Long term, wide-spread approach

“The good news is, it does not take so much to invest in mental health,” said Dr Oepen. “The relation between investment and benefit is a good one,” with every $1 invested in treating depression giving a $4 return in better health and ability to work, according to the WHO. “That’s besides the medical and human considerations that this is necessary to relieve people from suffering, and it’s a life-long suffering they are living with.”

“We are occupied on how international, bilateral and domestic funding can raise more money for health so that health issues are better dealt with,” said Dr Oepen.
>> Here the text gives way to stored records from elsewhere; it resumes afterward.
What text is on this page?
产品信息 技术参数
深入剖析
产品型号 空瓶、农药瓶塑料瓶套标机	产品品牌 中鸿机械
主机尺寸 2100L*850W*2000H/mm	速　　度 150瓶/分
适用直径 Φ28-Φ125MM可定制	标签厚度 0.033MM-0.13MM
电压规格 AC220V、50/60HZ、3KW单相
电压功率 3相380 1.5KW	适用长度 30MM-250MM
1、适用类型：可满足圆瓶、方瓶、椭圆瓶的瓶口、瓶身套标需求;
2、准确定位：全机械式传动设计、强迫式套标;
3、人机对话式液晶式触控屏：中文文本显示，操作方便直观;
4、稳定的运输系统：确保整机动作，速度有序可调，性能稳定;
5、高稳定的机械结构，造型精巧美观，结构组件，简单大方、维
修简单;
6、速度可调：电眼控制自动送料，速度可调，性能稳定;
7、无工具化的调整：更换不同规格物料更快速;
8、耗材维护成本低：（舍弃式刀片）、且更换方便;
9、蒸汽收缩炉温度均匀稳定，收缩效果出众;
He stressed that taking a long-term approach, and one that is immune to slow results, is essential. “The most difficult part in international development is where there are no quick wins, where there are not these fast results that help you easily convince donors or private donors to invest. Now we are going for long term, and that is the challenge that we have to start now.”

The long-term, integrated framework of the Sustainable Development Goals is a constructive backdrop, bringing multiple stakeholders together around shared goals. “Mental health issues are linked to nearly all the development goals that are defined in the SDGs,” said Dr Oepen. “It’s linked to peace, people, poverty, let’s say to development in general.”